The Best Pharmaceuticals for Children Act of 2002 has helped stoke research into safer drugs for the pediatric population, he noted. “But we haven’t had anything similar for pregnant women,” he said.
In the past 30 years, the use of prescription medicine by pregnant women in their first trimester has increased more than 60 percent, while the use of four or more medications has more than tripled, according to a 2011 study published in the American Journal of Obstetrics and Gynecology.

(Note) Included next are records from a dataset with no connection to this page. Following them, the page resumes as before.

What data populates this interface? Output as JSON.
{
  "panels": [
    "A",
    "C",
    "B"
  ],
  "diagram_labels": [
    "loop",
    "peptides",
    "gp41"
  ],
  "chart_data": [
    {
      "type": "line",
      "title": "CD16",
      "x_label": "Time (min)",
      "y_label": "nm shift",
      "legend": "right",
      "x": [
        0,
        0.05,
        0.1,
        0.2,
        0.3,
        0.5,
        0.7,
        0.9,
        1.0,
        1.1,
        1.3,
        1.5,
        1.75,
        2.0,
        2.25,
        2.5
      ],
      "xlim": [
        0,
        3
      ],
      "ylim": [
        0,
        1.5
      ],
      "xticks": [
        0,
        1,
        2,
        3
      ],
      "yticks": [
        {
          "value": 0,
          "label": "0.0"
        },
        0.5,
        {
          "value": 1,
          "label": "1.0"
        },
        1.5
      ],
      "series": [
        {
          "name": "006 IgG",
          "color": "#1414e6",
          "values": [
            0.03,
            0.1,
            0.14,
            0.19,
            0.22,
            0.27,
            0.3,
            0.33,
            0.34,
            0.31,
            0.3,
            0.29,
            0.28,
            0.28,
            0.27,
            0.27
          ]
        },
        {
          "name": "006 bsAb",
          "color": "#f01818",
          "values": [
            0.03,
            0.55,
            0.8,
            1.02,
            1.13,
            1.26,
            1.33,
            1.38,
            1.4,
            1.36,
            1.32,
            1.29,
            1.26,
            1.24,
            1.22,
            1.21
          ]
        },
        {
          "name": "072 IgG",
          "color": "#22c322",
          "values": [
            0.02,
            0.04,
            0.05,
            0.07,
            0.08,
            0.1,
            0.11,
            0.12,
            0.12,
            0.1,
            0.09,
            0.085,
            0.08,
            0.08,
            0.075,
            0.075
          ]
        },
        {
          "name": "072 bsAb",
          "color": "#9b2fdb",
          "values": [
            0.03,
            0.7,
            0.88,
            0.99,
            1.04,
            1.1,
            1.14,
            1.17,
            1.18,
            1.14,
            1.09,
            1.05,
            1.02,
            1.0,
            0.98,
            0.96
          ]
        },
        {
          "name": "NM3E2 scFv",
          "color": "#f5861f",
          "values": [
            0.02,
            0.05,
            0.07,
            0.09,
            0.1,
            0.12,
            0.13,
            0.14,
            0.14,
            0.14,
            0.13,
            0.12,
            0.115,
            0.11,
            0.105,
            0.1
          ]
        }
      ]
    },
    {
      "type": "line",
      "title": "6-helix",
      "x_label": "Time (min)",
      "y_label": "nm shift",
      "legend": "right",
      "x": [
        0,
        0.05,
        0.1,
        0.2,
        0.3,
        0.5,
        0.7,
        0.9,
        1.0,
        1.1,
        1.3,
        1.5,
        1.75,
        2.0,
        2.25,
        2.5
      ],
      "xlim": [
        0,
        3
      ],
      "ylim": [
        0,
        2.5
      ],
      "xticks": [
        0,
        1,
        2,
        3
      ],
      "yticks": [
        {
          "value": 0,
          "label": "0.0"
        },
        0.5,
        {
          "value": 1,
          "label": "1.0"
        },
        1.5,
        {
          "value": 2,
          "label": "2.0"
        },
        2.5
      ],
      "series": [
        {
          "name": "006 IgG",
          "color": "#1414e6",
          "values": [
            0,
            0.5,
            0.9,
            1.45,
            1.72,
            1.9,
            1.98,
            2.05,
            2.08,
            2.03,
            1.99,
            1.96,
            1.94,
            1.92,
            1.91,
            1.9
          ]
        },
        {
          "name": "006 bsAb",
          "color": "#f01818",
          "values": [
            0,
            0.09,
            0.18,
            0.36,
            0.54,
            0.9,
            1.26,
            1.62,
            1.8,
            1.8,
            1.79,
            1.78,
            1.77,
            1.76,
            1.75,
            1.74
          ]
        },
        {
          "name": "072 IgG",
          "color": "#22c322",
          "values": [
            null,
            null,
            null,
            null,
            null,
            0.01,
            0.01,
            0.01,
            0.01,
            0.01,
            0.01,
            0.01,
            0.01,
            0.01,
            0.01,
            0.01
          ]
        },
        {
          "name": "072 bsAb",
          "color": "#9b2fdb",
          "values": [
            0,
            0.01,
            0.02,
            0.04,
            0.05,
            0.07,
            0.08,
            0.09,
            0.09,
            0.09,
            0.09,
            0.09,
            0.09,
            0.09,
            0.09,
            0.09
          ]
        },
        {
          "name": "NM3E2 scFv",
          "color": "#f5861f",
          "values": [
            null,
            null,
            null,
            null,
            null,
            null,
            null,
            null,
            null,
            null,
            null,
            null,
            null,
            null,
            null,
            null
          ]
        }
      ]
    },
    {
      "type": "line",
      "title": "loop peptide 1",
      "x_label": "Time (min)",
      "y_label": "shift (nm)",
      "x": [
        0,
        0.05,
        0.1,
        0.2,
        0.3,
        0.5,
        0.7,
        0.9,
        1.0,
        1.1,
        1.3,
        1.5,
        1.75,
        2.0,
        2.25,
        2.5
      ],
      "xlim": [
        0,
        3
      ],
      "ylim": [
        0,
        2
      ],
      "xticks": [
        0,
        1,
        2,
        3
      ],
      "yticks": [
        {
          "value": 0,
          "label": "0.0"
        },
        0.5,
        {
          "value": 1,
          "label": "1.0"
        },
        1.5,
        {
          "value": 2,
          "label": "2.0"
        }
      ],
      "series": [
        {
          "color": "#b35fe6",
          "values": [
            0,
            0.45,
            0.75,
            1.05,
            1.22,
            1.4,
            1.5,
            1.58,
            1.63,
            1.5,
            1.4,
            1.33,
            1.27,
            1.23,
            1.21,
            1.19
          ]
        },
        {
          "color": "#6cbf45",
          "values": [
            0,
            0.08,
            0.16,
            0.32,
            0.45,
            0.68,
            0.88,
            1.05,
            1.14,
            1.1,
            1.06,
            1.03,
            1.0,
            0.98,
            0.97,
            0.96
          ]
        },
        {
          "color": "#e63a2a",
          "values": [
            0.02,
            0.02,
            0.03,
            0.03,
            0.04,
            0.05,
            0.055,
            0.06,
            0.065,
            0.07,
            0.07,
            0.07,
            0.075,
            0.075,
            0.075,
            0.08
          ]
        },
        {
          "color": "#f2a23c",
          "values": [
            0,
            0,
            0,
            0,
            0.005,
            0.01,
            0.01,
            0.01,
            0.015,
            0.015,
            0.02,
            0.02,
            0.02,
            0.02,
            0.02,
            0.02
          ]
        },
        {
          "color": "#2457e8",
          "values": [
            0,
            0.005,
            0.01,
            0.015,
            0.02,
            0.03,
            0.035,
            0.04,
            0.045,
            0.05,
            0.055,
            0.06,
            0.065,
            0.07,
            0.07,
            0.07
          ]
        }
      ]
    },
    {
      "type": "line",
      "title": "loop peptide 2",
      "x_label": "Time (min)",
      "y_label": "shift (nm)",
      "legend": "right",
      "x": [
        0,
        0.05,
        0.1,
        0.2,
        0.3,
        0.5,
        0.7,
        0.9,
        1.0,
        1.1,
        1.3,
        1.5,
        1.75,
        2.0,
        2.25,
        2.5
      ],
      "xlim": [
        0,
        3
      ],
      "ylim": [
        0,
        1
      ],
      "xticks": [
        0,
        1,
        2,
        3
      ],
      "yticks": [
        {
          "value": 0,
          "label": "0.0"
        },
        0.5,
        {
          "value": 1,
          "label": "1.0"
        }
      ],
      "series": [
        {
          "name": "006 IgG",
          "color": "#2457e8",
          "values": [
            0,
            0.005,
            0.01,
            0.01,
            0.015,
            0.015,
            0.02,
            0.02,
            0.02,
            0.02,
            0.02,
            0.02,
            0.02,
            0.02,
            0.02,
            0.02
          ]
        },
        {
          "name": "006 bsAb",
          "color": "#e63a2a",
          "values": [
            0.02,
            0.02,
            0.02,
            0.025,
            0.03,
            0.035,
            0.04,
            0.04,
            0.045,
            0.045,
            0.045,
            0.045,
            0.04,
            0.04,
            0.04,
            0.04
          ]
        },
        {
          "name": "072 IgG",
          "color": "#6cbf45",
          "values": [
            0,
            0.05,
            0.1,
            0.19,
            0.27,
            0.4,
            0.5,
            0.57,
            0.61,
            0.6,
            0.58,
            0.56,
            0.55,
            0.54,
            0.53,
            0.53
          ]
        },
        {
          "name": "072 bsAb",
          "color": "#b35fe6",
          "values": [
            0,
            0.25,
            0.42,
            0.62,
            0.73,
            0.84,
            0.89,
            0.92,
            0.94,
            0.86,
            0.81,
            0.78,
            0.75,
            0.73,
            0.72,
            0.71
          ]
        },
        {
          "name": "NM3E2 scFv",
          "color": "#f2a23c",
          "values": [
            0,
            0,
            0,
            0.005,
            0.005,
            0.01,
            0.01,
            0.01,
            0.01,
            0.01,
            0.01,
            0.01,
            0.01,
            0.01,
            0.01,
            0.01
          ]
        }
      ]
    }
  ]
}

Pregnant or not, Americans are simply pain-averse, experts say. Dr. Cresta W. Jones, an assistant professor of maternal-fetal medicine at the Medical College of Wisconsin, specializes in helping pregnant women with pre-existing chronic pain who need to be on narcotics to manage “unbearable pain.”
But she also has patients who experience garden-variety discomforts of pregnancy, and managing their expectations is difficult.
“It’s taboo to tell a patient it’s normal for you to be uncomfortable in pregnancy,” said Dr. Jones, whose office has a policy of discouraging the use of narcotics. “We do have a lot of patient pushback. You have to approach it with empathy and understand the societal expectation in the U.S. of the immediate resolution of pain.”